Quando ero piccolina e facevo il Sellaronda coi miei, rompevo sempre le scatole al babbo perché io volevo fare la Forcella del Pordoi, soprattutto dopo quella malaugurata volta in cui mi portarono al rifugio in cima al Pordoi e io in funivia col naso incollato ai vetri a guardare quei pochi coraggiosi che la facevano.

Poi un anno sono andata in vacanza con degli amici e con uno di loro e col maestro matto che ci dava retta abbiamo organizzato la spedizione. Una data così importante da registrarla nelle FAQ!

Poi l’anno scorso sono tornata e la prima cosa che mi ha detto il maestro quando ci siamo incrociati sulle piste è stata “Quando andiamo a fare la forcella?”. Ecco, un richiamo a cui non so resistere.
Ho portato il sig. N in pellegrinaggio in cima al Pordoi a bere una cioccolata, ma lui non ha sentito la magia, ha detto solo per tutto il tempo che ero matta e che quella cosa lì non si poteva fare.

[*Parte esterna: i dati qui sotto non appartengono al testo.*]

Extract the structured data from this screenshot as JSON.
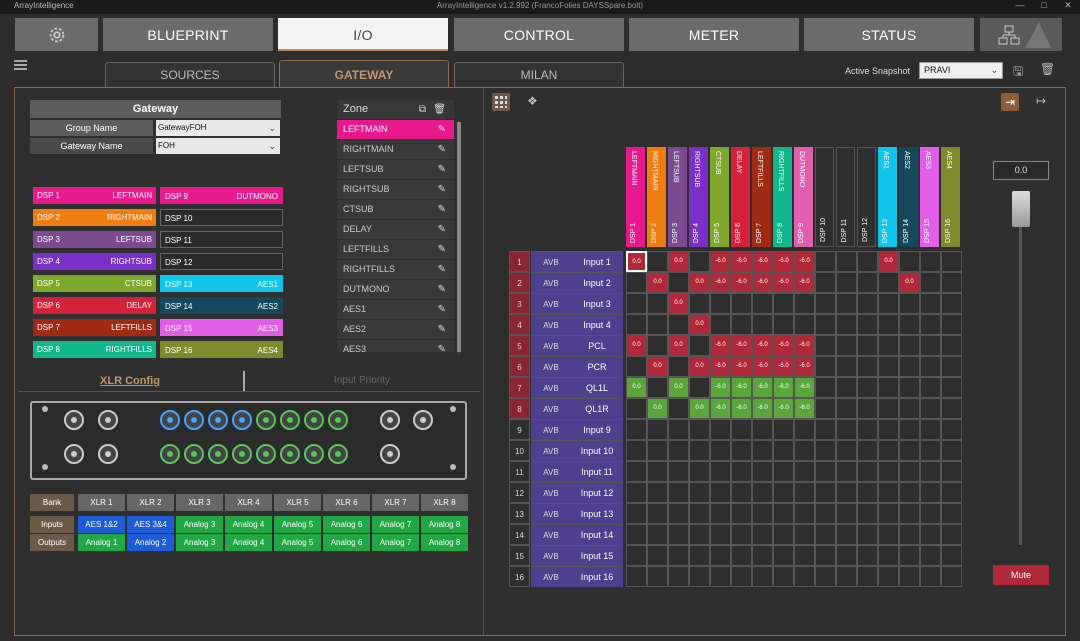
{
  "app": {
    "name": "ArrayIntelligence",
    "title": "ArrayIntelligence v1.2.992 (FrancoFolies DAYSSpare.bolt)"
  },
  "nav": {
    "blueprint": "BLUEPRINT",
    "io": "I/O",
    "control": "CONTROL",
    "meter": "METER",
    "status": "STATUS"
  },
  "subtabs": {
    "sources": "SOURCES",
    "gateway": "GATEWAY",
    "milan": "MILAN"
  },
  "snapshot": {
    "label": "Active Snapshot",
    "value": "PRAVI"
  },
  "gateway": {
    "header": "Gateway",
    "group_label": "Group Name",
    "group_value": "GatewayFOH",
    "name_label": "Gateway Name",
    "name_value": "FOH"
  },
  "dsp_left": [
    {
      "n": "DSP 1",
      "z": "LEFTMAIN",
      "c": "#e8198c"
    },
    {
      "n": "DSP 2",
      "z": "RIGHTMAIN",
      "c": "#f07d12"
    },
    {
      "n": "DSP 3",
      "z": "LEFTSUB",
      "c": "#7b4a8f"
    },
    {
      "n": "DSP 4",
      "z": "RIGHTSUB",
      "c": "#7a2fc7"
    },
    {
      "n": "DSP 5",
      "z": "CTSUB",
      "c": "#7ea82b"
    },
    {
      "n": "DSP 6",
      "z": "DELAY",
      "c": "#d4223a"
    },
    {
      "n": "DSP 7",
      "z": "LEFTFILLS",
      "c": "#a02a12"
    },
    {
      "n": "DSP 8",
      "z": "RIGHTFILLS",
      "c": "#11b78a"
    }
  ],
  "dsp_right": [
    {
      "n": "DSP 9",
      "z": "DUTMONO",
      "c": "#e8198c"
    },
    {
      "n": "DSP 10",
      "z": "",
      "c": ""
    },
    {
      "n": "DSP 11",
      "z": "",
      "c": ""
    },
    {
      "n": "DSP 12",
      "z": "",
      "c": ""
    },
    {
      "n": "DSP 13",
      "z": "AES1",
      "c": "#10c4ea"
    },
    {
      "n": "DSP 14",
      "z": "AES2",
      "c": "#15485c"
    },
    {
      "n": "DSP 15",
      "z": "AES3",
      "c": "#e05ee8"
    },
    {
      "n": "DSP 16",
      "z": "AES4",
      "c": "#7e8a2b"
    }
  ],
  "zone": {
    "header": "Zone",
    "items": [
      "LEFTMAIN",
      "RIGHTMAIN",
      "LEFTSUB",
      "RIGHTSUB",
      "CTSUB",
      "DELAY",
      "LEFTFILLS",
      "RIGHTFILLS",
      "DUTMONO",
      "AES1",
      "AES2",
      "AES3"
    ]
  },
  "xlr": {
    "tab": "XLR Config",
    "prio_tab": "Input Priority"
  },
  "bank": {
    "labels": [
      "Bank",
      "Inputs",
      "Outputs"
    ],
    "xlr": [
      "XLR 1",
      "XLR 2",
      "XLR 3",
      "XLR 4",
      "XLR 5",
      "XLR 6",
      "XLR 7",
      "XLR 8"
    ],
    "inputs": [
      "AES 1&2",
      "AES 3&4",
      "Analog 3",
      "Analog 4",
      "Analog 5",
      "Analog 6",
      "Analog 7",
      "Analog 8"
    ],
    "outputs": [
      "Analog 1",
      "Analog 2",
      "Analog 3",
      "Analog 4",
      "Analog 5",
      "Analog 6",
      "Analog 7",
      "Analog 8"
    ]
  },
  "matrix": {
    "cols": [
      {
        "z": "LEFTMAIN",
        "d": "DSP 1",
        "c": "#e8198c"
      },
      {
        "z": "RIGHTMAIN",
        "d": "DSP 2",
        "c": "#f07d12"
      },
      {
        "z": "LEFTSUB",
        "d": "DSP 3",
        "c": "#7b4a8f"
      },
      {
        "z": "RIGHTSUB",
        "d": "DSP 4",
        "c": "#7a2fc7"
      },
      {
        "z": "CTSUB",
        "d": "DSP 5",
        "c": "#7ea82b"
      },
      {
        "z": "DELAY",
        "d": "DSP 6",
        "c": "#d4223a"
      },
      {
        "z": "LEFTFILLS",
        "d": "DSP 7",
        "c": "#a02a12"
      },
      {
        "z": "RIGHTFILLS",
        "d": "DSP 8",
        "c": "#11b78a"
      },
      {
        "z": "DUTMONO",
        "d": "DSP 9",
        "c": "#e05eae"
      },
      {
        "z": "",
        "d": "DSP 10",
        "c": ""
      },
      {
        "z": "",
        "d": "DSP 11",
        "c": ""
      },
      {
        "z": "",
        "d": "DSP 12",
        "c": ""
      },
      {
        "z": "AES1",
        "d": "DSP 13",
        "c": "#10c4ea"
      },
      {
        "z": "AES2",
        "d": "DSP 14",
        "c": "#15485c"
      },
      {
        "z": "AES3",
        "d": "DSP 15",
        "c": "#e05ee8"
      },
      {
        "z": "AES4",
        "d": "DSP 16",
        "c": "#7e8a2b"
      }
    ],
    "rows": [
      {
        "n": "1",
        "t": "AVB",
        "i": "Input 1",
        "v": {
          "0": "0.0",
          "2": "0.0",
          "4": "-6.0",
          "5": "-6.0",
          "6": "-6.0",
          "7": "-6.0",
          "8": "-6.0",
          "12": "0.0"
        },
        "c": "#b0283a"
      },
      {
        "n": "2",
        "t": "AVB",
        "i": "Input 2",
        "v": {
          "1": "0.0",
          "3": "0.0",
          "4": "-6.0",
          "5": "-6.0",
          "6": "-6.0",
          "7": "-6.0",
          "8": "-6.0",
          "13": "0.0"
        },
        "c": "#b0283a"
      },
      {
        "n": "3",
        "t": "AVB",
        "i": "Input 3",
        "v": {
          "2": "0.0"
        },
        "c": "#b0283a"
      },
      {
        "n": "4",
        "t": "AVB",
        "i": "Input 4",
        "v": {
          "3": "0.0"
        },
        "c": "#b0283a"
      },
      {
        "n": "5",
        "t": "AVB",
        "i": "PCL",
        "v": {
          "0": "0.0",
          "2": "0.0",
          "4": "-6.0",
          "5": "-6.0",
          "6": "-6.0",
          "7": "-6.0",
          "8": "-6.0"
        },
        "c": "#b0283a"
      },
      {
        "n": "6",
        "t": "AVB",
        "i": "PCR",
        "v": {
          "1": "0.0",
          "3": "0.0",
          "4": "-6.0",
          "5": "-6.0",
          "6": "-6.0",
          "7": "-6.0",
          "8": "-6.0"
        },
        "c": "#b0283a"
      },
      {
        "n": "7",
        "t": "AVB",
        "i": "QL1L",
        "v": {
          "0": "0.0",
          "2": "0.0",
          "4": "-6.0",
          "5": "-6.0",
          "6": "-6.0",
          "7": "-6.0",
          "8": "-6.0"
        },
        "c": "#5aa63a"
      },
      {
        "n": "8",
        "t": "AVB",
        "i": "QL1R",
        "v": {
          "1": "0.0",
          "3": "0.0",
          "4": "-6.0",
          "5": "-6.0",
          "6": "-6.0",
          "7": "-6.0",
          "8": "-6.0"
        },
        "c": "#5aa63a"
      },
      {
        "n": "9",
        "t": "AVB",
        "i": "Input 9",
        "v": {},
        "c": ""
      },
      {
        "n": "10",
        "t": "AVB",
        "i": "Input 10",
        "v": {},
        "c": ""
      },
      {
        "n": "11",
        "t": "AVB",
        "i": "Input 11",
        "v": {},
        "c": ""
      },
      {
        "n": "12",
        "t": "AVB",
        "i": "Input 12",
        "v": {},
        "c": ""
      },
      {
        "n": "13",
        "t": "AVB",
        "i": "Input 13",
        "v": {},
        "c": ""
      },
      {
        "n": "14",
        "t": "AVB",
        "i": "Input 14",
        "v": {},
        "c": ""
      },
      {
        "n": "15",
        "t": "AVB",
        "i": "Input 15",
        "v": {},
        "c": ""
      },
      {
        "n": "16",
        "t": "AVB",
        "i": "Input 16",
        "v": {},
        "c": ""
      }
    ]
  },
  "fader": {
    "value": "0.0",
    "mute": "Mute"
  }
}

E invece si fa. Si percorre il panettone gelato e pieno di impronte, schivando i sassi, poi ci si tuffa nella valletta stretta fino al bivio con la Val Lasties, si tiene la destra e ci si prepara a sentirsi mancare il fiato, quando ti affacci sul muro e accanto hai solo pareti di granito immense e fa un caldo quasi innaturale, che di lì non ci passa nemmeno il vento. E poi è solo magia.